La lotta per essere presa sul serio
Con la crescita della sua fama, crebbe anche la sua frustrazione. Hollywood voleva Marilyn Monroe come simbolo. Marilyn voleva essere un’attrice.
Fondò la Marilyn Monroe Productions, studiò all’Actors Studio con Lee Strasberg e cercò attivamente ruoli più impegnativi. I risultati furono straordinari.
In Fermata d’autobus(1956), rivelò una profondità drammatica che pochi critici si aspettavano. In Il principe e la ballerina (1957), ebbe degli scontri con Laurence Olivier, ma rimase fedele al suo talento. E in A qualcuno piace caldo (1959) di Billy Wilder, offrì una delle più grandi interpretazioni comiche della storia del cinema.
Il suo lavoro spesso sembrava spontaneo quando non lo era mai.
La solitudine dietro la leggenda
Gli ultimi anni le portarono sia successi artistici che difficoltà personali. Gli spostati(1961), scritto da Arthur Miller e diretto da John Huston, rimane una delle sue interpretazioni più toccanti. Nei panni di Roslyn, portò una straordinaria tenerezza a un film intriso di malinconia.
Nel frattempo, la sua vita personale divenne sempre più difficile. I matrimoni con James Dougherty, Joe DiMaggio e Arthur Miller erano tutti finiti. L’attenzione del pubblico si era intensificata, i problemi di salute si erano aggravati.
Eppure, anche nel 1962, continuava a fare progetti, immaginare un futuro per cercare di ricominciare.

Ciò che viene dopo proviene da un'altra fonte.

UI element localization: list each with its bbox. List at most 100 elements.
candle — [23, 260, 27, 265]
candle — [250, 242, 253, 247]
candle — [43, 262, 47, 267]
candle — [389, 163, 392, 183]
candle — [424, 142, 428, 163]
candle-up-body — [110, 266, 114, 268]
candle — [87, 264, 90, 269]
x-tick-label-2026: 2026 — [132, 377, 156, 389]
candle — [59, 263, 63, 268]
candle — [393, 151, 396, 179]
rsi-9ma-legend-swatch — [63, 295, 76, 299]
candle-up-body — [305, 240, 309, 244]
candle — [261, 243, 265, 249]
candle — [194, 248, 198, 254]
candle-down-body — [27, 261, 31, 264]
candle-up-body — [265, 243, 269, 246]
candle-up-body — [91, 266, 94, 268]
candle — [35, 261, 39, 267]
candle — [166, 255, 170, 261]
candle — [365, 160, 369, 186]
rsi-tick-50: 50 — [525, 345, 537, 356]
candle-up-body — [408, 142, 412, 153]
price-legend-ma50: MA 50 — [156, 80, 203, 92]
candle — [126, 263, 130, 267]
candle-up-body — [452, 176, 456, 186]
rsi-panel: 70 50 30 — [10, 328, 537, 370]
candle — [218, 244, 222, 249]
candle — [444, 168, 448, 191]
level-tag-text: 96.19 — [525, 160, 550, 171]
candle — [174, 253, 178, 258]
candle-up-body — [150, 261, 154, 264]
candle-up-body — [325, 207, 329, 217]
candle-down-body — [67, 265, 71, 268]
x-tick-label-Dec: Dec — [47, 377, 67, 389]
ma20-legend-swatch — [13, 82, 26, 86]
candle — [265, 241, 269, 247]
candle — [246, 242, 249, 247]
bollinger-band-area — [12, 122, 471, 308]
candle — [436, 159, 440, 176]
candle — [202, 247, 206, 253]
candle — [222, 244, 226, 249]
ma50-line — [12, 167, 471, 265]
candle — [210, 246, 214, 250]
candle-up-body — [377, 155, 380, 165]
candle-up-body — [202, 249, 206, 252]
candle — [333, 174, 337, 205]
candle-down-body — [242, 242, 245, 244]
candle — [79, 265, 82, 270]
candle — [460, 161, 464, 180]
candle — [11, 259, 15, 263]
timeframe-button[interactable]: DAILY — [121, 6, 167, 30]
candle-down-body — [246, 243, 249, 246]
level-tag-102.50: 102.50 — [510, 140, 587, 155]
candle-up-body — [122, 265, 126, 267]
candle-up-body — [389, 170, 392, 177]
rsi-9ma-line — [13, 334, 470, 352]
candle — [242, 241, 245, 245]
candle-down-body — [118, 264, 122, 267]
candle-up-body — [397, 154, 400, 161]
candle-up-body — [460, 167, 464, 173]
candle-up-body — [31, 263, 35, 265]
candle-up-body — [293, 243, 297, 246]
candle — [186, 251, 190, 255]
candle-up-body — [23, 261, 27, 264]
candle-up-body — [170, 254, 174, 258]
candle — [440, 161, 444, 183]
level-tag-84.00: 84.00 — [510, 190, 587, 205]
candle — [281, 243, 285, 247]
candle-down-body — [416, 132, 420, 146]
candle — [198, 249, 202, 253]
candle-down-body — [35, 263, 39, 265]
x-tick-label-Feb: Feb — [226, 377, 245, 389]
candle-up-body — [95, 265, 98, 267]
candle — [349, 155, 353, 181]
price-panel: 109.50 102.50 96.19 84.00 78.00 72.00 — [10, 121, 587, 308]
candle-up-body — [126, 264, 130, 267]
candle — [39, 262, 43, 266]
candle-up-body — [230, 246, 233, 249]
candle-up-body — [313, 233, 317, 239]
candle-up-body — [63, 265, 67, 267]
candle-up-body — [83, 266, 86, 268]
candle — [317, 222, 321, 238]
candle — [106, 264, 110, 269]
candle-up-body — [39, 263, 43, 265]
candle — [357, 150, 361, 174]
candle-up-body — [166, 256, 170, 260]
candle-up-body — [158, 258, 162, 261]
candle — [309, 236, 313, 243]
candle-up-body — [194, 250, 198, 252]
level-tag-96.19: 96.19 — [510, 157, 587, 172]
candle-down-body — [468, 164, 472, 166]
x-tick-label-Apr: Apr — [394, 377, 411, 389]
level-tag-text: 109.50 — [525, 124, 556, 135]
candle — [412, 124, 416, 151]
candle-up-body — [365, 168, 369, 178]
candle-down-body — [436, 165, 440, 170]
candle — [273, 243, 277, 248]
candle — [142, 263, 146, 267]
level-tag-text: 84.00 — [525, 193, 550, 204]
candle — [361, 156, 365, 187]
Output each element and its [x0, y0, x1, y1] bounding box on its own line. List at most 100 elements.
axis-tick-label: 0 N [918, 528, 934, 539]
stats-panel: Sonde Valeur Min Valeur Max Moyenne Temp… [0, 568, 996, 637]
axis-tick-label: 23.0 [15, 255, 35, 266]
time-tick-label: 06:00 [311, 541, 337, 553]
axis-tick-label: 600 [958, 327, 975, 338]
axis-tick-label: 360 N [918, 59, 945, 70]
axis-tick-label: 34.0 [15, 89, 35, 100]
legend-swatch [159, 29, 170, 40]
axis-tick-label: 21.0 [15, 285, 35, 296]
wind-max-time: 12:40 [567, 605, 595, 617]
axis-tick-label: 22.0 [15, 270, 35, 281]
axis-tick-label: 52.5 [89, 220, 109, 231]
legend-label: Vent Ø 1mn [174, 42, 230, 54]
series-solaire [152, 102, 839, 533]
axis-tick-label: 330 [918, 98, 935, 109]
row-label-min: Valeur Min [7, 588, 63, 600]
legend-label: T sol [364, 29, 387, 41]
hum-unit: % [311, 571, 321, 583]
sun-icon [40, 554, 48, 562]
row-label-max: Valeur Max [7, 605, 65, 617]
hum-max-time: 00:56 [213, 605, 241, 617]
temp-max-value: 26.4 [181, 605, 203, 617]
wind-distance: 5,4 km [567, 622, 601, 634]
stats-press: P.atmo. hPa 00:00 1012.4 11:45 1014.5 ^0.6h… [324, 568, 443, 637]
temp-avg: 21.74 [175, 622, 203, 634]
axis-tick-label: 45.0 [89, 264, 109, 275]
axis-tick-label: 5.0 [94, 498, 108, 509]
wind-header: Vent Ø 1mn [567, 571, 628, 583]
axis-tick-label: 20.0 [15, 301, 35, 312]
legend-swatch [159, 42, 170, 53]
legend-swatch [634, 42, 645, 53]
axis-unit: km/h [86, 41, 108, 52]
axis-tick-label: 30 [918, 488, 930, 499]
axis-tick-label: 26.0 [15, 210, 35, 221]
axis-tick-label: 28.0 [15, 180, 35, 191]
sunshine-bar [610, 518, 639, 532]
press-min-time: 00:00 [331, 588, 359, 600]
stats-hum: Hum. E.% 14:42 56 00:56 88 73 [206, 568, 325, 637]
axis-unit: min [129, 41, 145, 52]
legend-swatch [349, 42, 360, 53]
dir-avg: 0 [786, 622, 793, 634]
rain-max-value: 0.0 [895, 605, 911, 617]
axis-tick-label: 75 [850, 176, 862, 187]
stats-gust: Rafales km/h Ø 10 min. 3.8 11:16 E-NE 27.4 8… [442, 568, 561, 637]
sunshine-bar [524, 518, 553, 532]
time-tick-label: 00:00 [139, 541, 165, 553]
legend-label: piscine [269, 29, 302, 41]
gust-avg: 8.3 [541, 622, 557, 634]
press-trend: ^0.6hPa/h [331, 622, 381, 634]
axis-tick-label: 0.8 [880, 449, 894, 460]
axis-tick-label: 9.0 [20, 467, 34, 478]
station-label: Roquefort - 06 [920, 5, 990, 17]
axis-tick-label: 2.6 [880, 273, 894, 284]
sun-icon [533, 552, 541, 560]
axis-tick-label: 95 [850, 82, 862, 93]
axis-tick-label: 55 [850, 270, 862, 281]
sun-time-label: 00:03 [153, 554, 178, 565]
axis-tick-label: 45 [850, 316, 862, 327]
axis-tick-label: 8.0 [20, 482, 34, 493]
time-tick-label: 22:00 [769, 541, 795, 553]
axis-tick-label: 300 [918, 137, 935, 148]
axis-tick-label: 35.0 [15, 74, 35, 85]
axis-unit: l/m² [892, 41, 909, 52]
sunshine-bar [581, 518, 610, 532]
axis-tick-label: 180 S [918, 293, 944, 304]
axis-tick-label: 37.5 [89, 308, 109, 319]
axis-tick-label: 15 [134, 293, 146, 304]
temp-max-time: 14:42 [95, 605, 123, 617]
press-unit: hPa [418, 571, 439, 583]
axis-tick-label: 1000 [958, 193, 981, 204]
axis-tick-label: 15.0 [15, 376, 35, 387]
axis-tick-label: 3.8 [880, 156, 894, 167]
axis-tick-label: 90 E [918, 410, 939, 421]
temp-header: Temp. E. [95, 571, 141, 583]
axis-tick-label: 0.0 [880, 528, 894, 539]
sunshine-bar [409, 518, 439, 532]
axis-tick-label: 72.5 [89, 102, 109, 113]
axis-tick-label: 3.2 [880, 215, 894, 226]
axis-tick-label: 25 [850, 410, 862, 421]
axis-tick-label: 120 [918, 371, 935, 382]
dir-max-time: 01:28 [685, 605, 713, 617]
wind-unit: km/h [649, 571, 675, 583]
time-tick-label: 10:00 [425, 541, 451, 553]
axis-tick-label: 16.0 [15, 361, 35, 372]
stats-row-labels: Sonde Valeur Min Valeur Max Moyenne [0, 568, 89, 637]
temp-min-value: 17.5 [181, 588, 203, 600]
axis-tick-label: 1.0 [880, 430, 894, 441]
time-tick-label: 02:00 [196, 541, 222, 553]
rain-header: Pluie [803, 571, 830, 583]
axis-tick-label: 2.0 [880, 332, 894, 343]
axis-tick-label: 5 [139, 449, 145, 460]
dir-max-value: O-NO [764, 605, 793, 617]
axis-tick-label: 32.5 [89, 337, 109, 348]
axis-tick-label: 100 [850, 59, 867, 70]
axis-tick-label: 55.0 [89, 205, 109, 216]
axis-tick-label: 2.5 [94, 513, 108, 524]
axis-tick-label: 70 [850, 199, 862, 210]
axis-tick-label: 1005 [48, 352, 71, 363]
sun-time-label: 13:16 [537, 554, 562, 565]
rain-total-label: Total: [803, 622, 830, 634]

Sopra la porta della sua casa di Brentwood c’era un’iscrizione in latino: Cursum Perficio. “Ho completato il mio viaggio”.
Oggi la frase suona profetica. All’epoca, era semplicemente parte di una casa che sperava sarebbe finalmente stata sua.
Più di una leggenda
Un secolo dopo la sua nascita, Marilyn Monroe continua ad affascinare perché la sua storia va oltre la fama.
Era la bambina che voleva essere scelta, l’attrice che voleva essere rispettata, la lettrice che amava i libri. La donna che sostenne talenti come Ella Fitzgerald quando il razzismo limitava ancora le opportunità per gli artisti neri.
Soprattutto, Marilyn era umana.
Il mondo ricorda i capelli biondo platino, l’abito bianco, il sorriso da star del cinema. Ma forse l’immagine più rivelatrice è anche la più semplice: Marilyn Monroe sulla soglia di una casa finalmente sua, nella speranza di trovare qualcosa che le era sfuggito per tutta la vita: non l’immortalità, ma solo un posto a cui appartenere.